Fuimos nómadas desde los comienzos. Conocíamos la posición de cada árbol en
cien millas a la redonda. Cuando sus frutos o nueces habían madurado, estábamos
allí. Seguíamos a los rebaños en sus migraciones anuales. Disfrutábamos con la
carne fresca, con sigilo, haciendo amagos, organizando emboscadas y asaltos a
fuerza viva, cooperando unos cuantos conseguíamos lo que muchos de nosotros,
cazando por separado, nunca habríamos logrado. Dependíamos los unos de los
otros. Actuar de forma individual resultaba tan grotesco de imaginar como
establecernos en lugar fijo. Trabajando juntos protegíamos a nuestros hijos de los
leones y las hienas. Les enseñábamos todo lo que iban a necesitar. También el uso
de las herramientas. Entonces, igual que ahora, la tecnología constituía un factor
clave para nuestra supervivencia.
Cuando la sequía era prolongada o si un frío inquietante persistía en el aire
veraniego, nuestro grupo optaba por ponerse en marcha, muchas veces hacia
lugares desconocidos. Buscábamos un entorno mejor. Y cuando surgían
problemas entre nosotros en el seno de la pequeña banda nómada, la
abandonábamos en busca de compañeros más amistosos. Siempre podíamos
empezar de nuevo.
Durante el 99,9% del tiempo desde que nuestra especie inició su andadura
fuimos cazadores y forrajeadores, nómadas moradores de las sabanas y las
estepas. Entonces no había guardias fronterizos ni personal de aduanas. La
frontera estaba en todas partes. Únicamente nos limitaban la tierra, el océano y el
cielo; y, ocasionalmente, algún vecino hostil.

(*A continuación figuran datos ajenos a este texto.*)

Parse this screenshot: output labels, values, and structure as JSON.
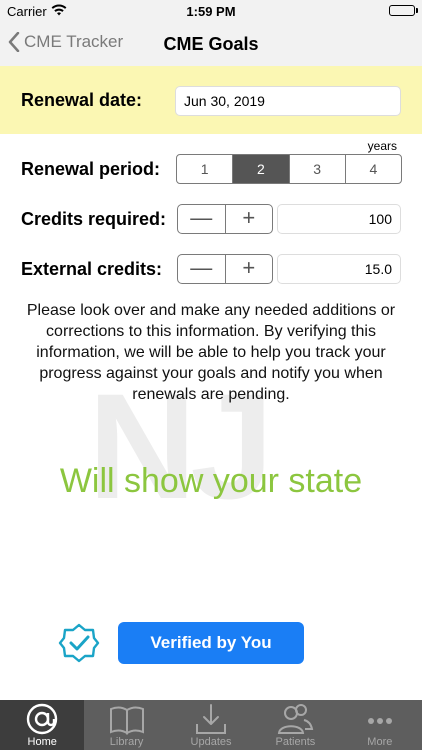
{
  "status_bar": {
    "carrier": "Carrier",
    "time": "1:59 PM",
    "battery_level": 1.0
  },
  "nav": {
    "back_label": "CME Tracker",
    "title": "CME Goals"
  },
  "renewal_date": {
    "label": "Renewal date:",
    "value": "Jun 30, 2019"
  },
  "renewal_period": {
    "label": "Renewal period:",
    "unit": "years",
    "options": [
      "1",
      "2",
      "3",
      "4"
    ],
    "selected": "2"
  },
  "credits_required": {
    "label": "Credits required:",
    "minus": "—",
    "plus": "+",
    "value": "100"
  },
  "external_credits": {
    "label": "External credits:",
    "minus": "—",
    "plus": "+",
    "value": "15.0"
  },
  "info_text": "Please look over and make any needed additions or corrections to this information. By verifying this information, we will be able to help you track your progress against your goals and notify you when renewals are pending.",
  "watermark": "NJ",
  "state_text": "Will show your state",
  "verify_button": "Verified by You",
  "colors": {
    "accent_blue": "#1a7ef5",
    "green": "#8cc63f",
    "band_yellow": "#fbf7b3"
  },
  "tabs": [
    {
      "label": "Home",
      "icon": "at-icon",
      "active": true
    },
    {
      "label": "Library",
      "icon": "book-icon",
      "active": false
    },
    {
      "label": "Updates",
      "icon": "download-icon",
      "active": false
    },
    {
      "label": "Patients",
      "icon": "people-icon",
      "active": false
    },
    {
      "label": "More",
      "icon": "more-dots-icon",
      "active": false
    }
  ]
}
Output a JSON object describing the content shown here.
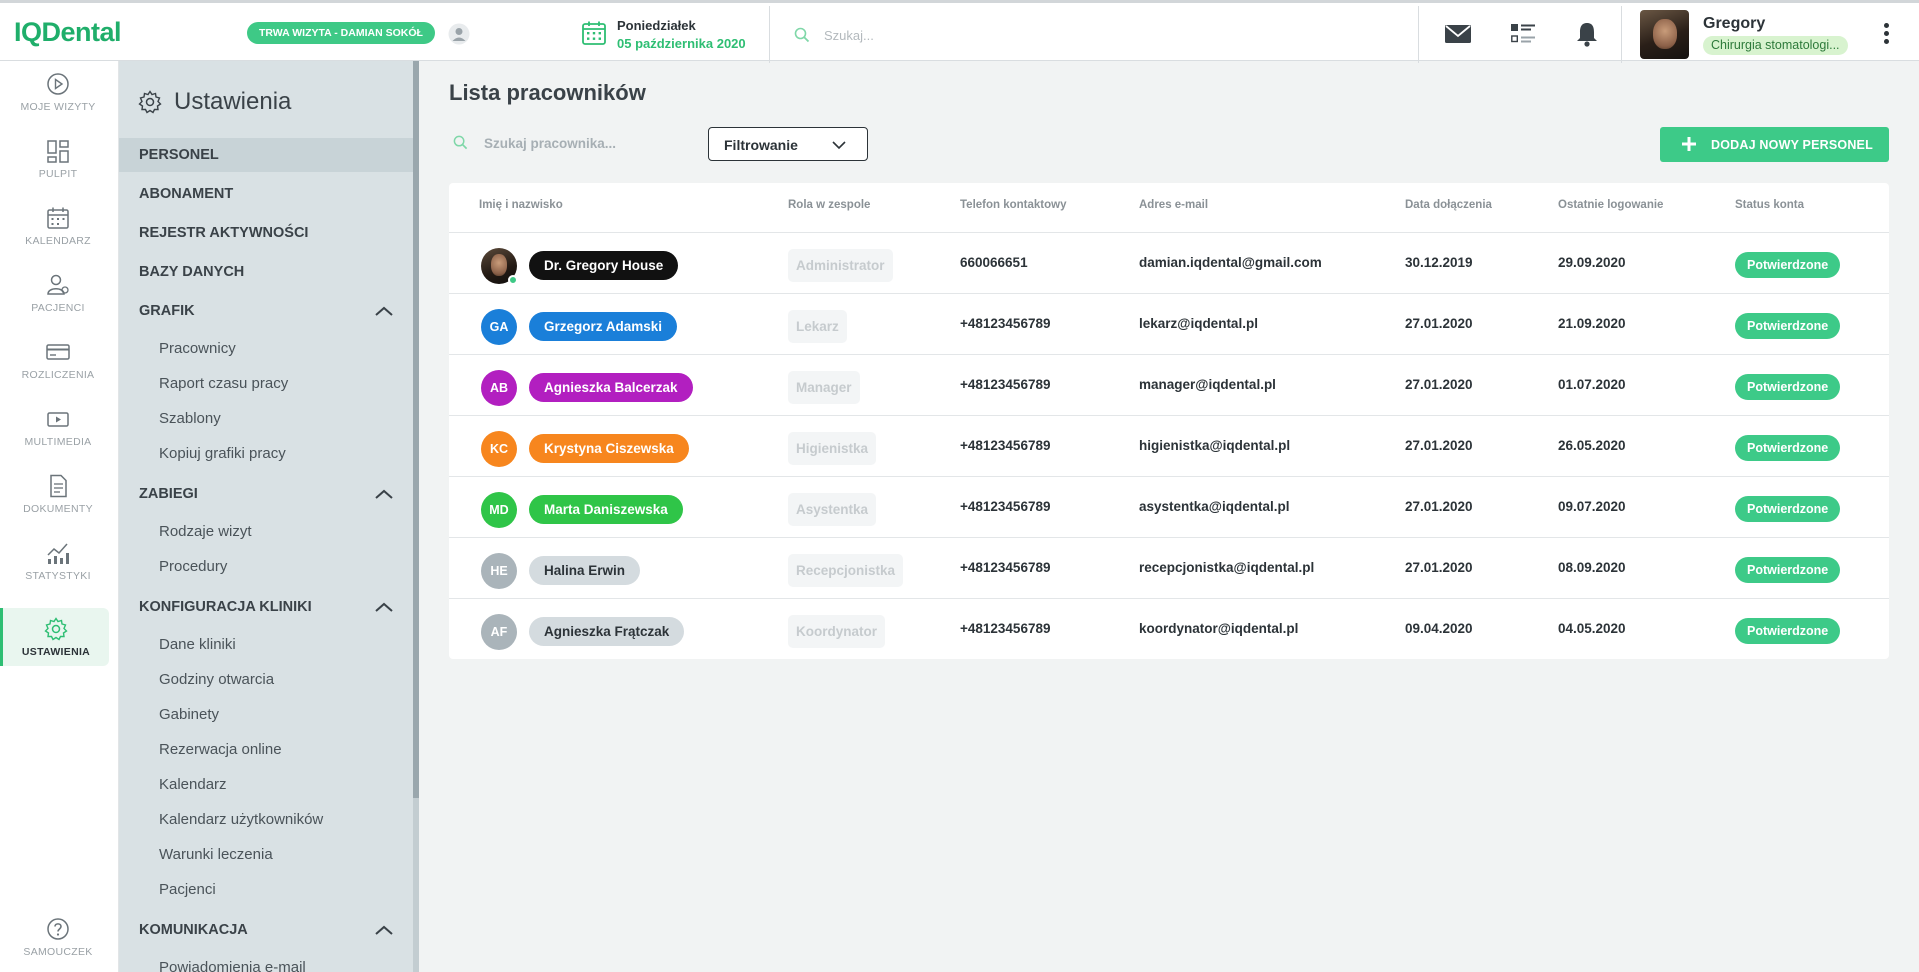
{
  "app": {
    "logo": "IQDental",
    "visit_badge": "TRWA WIZYTA - DAMIAN SOKÓŁ",
    "day_name": "Poniedziałek",
    "date": "05 października 2020",
    "search_placeholder": "Szukaj...",
    "user_name": "Gregory",
    "user_role": "Chirurgia stomatologi..."
  },
  "rail": {
    "items": [
      {
        "label": "MOJE WIZYTY",
        "icon": "play-circle-icon"
      },
      {
        "label": "PULPIT",
        "icon": "dashboard-icon"
      },
      {
        "label": "KALENDARZ",
        "icon": "calendar-icon"
      },
      {
        "label": "PACJENCI",
        "icon": "patients-icon"
      },
      {
        "label": "ROZLICZENIA",
        "icon": "credit-card-icon"
      },
      {
        "label": "MULTIMEDIA",
        "icon": "media-icon"
      },
      {
        "label": "DOKUMENTY",
        "icon": "document-icon"
      },
      {
        "label": "STATYSTYKI",
        "icon": "stats-icon"
      },
      {
        "label": "USTAWIENIA",
        "icon": "gear-icon",
        "active": true
      }
    ],
    "help_label": "SAMOUCZEK"
  },
  "settings": {
    "title": "Ustawienia",
    "sections": {
      "personel": "PERSONEL",
      "abonament": "ABONAMENT",
      "rejestr": "REJESTR AKTYWNOŚCI",
      "bazy": "BAZY DANYCH",
      "grafik": "GRAFIK",
      "zabiegi": "ZABIEGI",
      "konfiguracja": "KONFIGURACJA KLINIKI",
      "komunikacja": "KOMUNIKACJA"
    },
    "grafik_items": [
      "Pracownicy",
      "Raport czasu pracy",
      "Szablony",
      "Kopiuj grafiki pracy"
    ],
    "zabiegi_items": [
      "Rodzaje wizyt",
      "Procedury"
    ],
    "konfiguracja_items": [
      "Dane kliniki",
      "Godziny otwarcia",
      "Gabinety",
      "Rezerwacja online",
      "Kalendarz",
      "Kalendarz użytkowników",
      "Warunki leczenia",
      "Pacjenci"
    ],
    "komunikacja_items": [
      "Powiadomienia e-mail"
    ]
  },
  "main": {
    "title": "Lista pracowników",
    "search_placeholder": "Szukaj pracownika...",
    "filter_label": "Filtrowanie",
    "add_button": "DODAJ NOWY PERSONEL",
    "columns": {
      "name": "Imię i nazwisko",
      "role": "Rola w zespole",
      "phone": "Telefon kontaktowy",
      "email": "Adres e-mail",
      "joined": "Data dołączenia",
      "last_login": "Ostatnie logowanie",
      "status": "Status konta"
    },
    "rows": [
      {
        "initials": "",
        "name": "Dr. Gregory House",
        "role": "Administrator",
        "phone": "660066651",
        "email": "damian.iqdental@gmail.com",
        "joined": "30.12.2019",
        "last_login": "29.09.2020",
        "status": "Potwierdzone",
        "color": "#111111",
        "text_color": "#ffffff"
      },
      {
        "initials": "GA",
        "name": "Grzegorz Adamski",
        "role": "Lekarz",
        "phone": "+48123456789",
        "email": "lekarz@iqdental.pl",
        "joined": "27.01.2020",
        "last_login": "21.09.2020",
        "status": "Potwierdzone",
        "color": "#1a7fd9",
        "text_color": "#ffffff"
      },
      {
        "initials": "AB",
        "name": "Agnieszka Balcerzak",
        "role": "Manager",
        "phone": "+48123456789",
        "email": "manager@iqdental.pl",
        "joined": "27.01.2020",
        "last_login": "01.07.2020",
        "status": "Potwierdzone",
        "color": "#b21fc0",
        "text_color": "#ffffff"
      },
      {
        "initials": "KC",
        "name": "Krystyna Ciszewska",
        "role": "Higienistka",
        "phone": "+48123456789",
        "email": "higienistka@iqdental.pl",
        "joined": "27.01.2020",
        "last_login": "26.05.2020",
        "status": "Potwierdzone",
        "color": "#f7861e",
        "text_color": "#ffffff"
      },
      {
        "initials": "MD",
        "name": "Marta Daniszewska",
        "role": "Asystentka",
        "phone": "+48123456789",
        "email": "asystentka@iqdental.pl",
        "joined": "27.01.2020",
        "last_login": "09.07.2020",
        "status": "Potwierdzone",
        "color": "#2fc548",
        "text_color": "#ffffff"
      },
      {
        "initials": "HE",
        "name": "Halina Erwin",
        "role": "Recepcjonistka",
        "phone": "+48123456789",
        "email": "recepcjonistka@iqdental.pl",
        "joined": "27.01.2020",
        "last_login": "08.09.2020",
        "status": "Potwierdzone",
        "color": "#d4dbdf",
        "text_color": "#2c3338",
        "avatar_color": "#aab4ba"
      },
      {
        "initials": "AF",
        "name": "Agnieszka Frątczak",
        "role": "Koordynator",
        "phone": "+48123456789",
        "email": "koordynator@iqdental.pl",
        "joined": "09.04.2020",
        "last_login": "04.05.2020",
        "status": "Potwierdzone",
        "color": "#d4dbdf",
        "text_color": "#2c3338",
        "avatar_color": "#aab4ba"
      }
    ]
  },
  "colors": {
    "accent": "#3dca88",
    "brand": "#1fae6a"
  }
}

No obstante, cuando el clima era benigno y el alimento abundante estábamos
dispuestos a permanecer en lugar fijo. Sin correr riesgos. Sin sobrecargas. Sin
preocupaciones. En los últimos diez mil años —un instante en nuestra larga
historia— hemos abandonado la vida nómada. Hemos domesticado a animales y
plantas. ¿Por qué molestarse en cazar el alimento, cuando podemos conseguir que
éste acuda a nosotros?
Con todas sus ventajas materiales, la vida sedentaria nos ha dejado un rastro de
inquietud, de insatisfacción. Incluso tras cuatrocientas generaciones en pueblos y
ciudades, no hemos olvidado. El campo abierto sigue llamándonos quedamente,
como una canción de infancia ya casi olvidada. Conquistamos lugares remotos con
cierto romanticismo. Esa atracción, sospecho, se ha ido desarrollando
cuidadosamente, por selección natural, como un elemento esencial para nuestra
supervivencia. Veranos largos, inviernos suaves, buenas cosechas, caza abundante;
nada de eso es eterno. No poseemos la facultad de predecir el futuro. Los eventos
catastróficos están al acecho, nos cogen desprevenidos. Quizá debamos nuestra
propia existencia, la de nuestra banda o incluso la de nuestra especie a unos
cuantos personajes inquietos, atraídos por un ansia que apenas eran capaces de
articular o comprender hacia nuevos mundos y tierras por descubrir.